In England the earliest origin of the name can be seen in the Anglo-Saxon family names of "atte Hille" and "uppe Hille". In one Devon Family Tree both these names are recorded, along with Hillman for later generations. In some earlier documents the Latinised "ad Montem" has been used followed by "ate Hille" in brackets.
These all point to a simple topographical surname origin as applied to the man whose domicile was associated with a hill in an area. It has been postulated that it could also have arisen from "Hill's Man" i.e. the man working for one Mr Hill, but no clear evidence for this has yet been found. Clearly a topographical origin relating to the man who lived in, on, up, near or under a hill could have arisen in many places in England.
History of the name
As emancipation progressed and the migration began from the land to industrial centres, so Hillmans appear as boat-people and coal-miners in Staffordshire and elsewhere in the industrial Midlands, as well as in Wales and Ireland.
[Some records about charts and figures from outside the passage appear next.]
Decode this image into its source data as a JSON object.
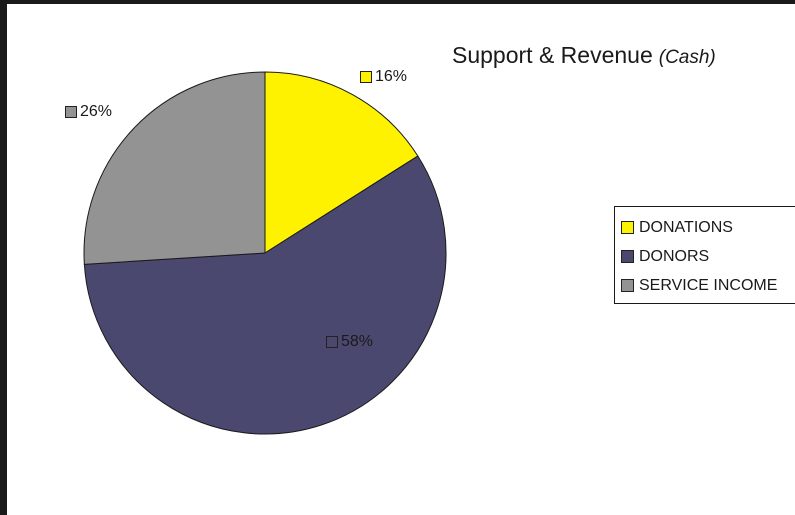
{
  "chart_data": {
    "type": "pie",
    "title": "Support & Revenue",
    "subtitle": "(Cash)",
    "legend_position": "right",
    "slices": [
      {
        "name": "DONATIONS",
        "value": 16,
        "label": "16%",
        "color": "#fff200"
      },
      {
        "name": "DONORS",
        "value": 58,
        "label": "58%",
        "color": "#4b4870"
      },
      {
        "name": "SERVICE INCOME",
        "value": 26,
        "label": "26%",
        "color": "#939393"
      }
    ]
  }
}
There was a notable solicitor Edward Hillman of Lewes, Sussex in the 1800s. At the end of the same century and into the next William Hillman came to prominence in Coventry making sewing machines, the first "Penny Farthing" bicycles, motorbikes and then the cars - which tend to be the Hillman landmark for most people. In the 1930s Edward Henry Hillman transformed his Essex-wide bus company into the "international" Hillman's Airways for a few glorious years, before he died and the airline was merged with two others as precursor to today's British Airways.
Elsewhere in the world, Alfred Hillman was Assistant Surveyor-General in the 1830s of Western Australia. His journeys and discoveries did much for this infant "colony", and a careful search will reveal both Lake Hillman, and the Hillman River named for him.
Hillmans had humble origins, and generally have stayed that way!
Distribution of the name
Prior to this we have as yet no such country-wide survey to consult. The few pre-1600 records indicate earlier occurrences in Norfolk especially, together with Bedfordshire, Northamptonshire, Devon, Suffolk, Kent, Dorset, Essex and London. Later records predominate in the south east and the west country like the 1881 Census map.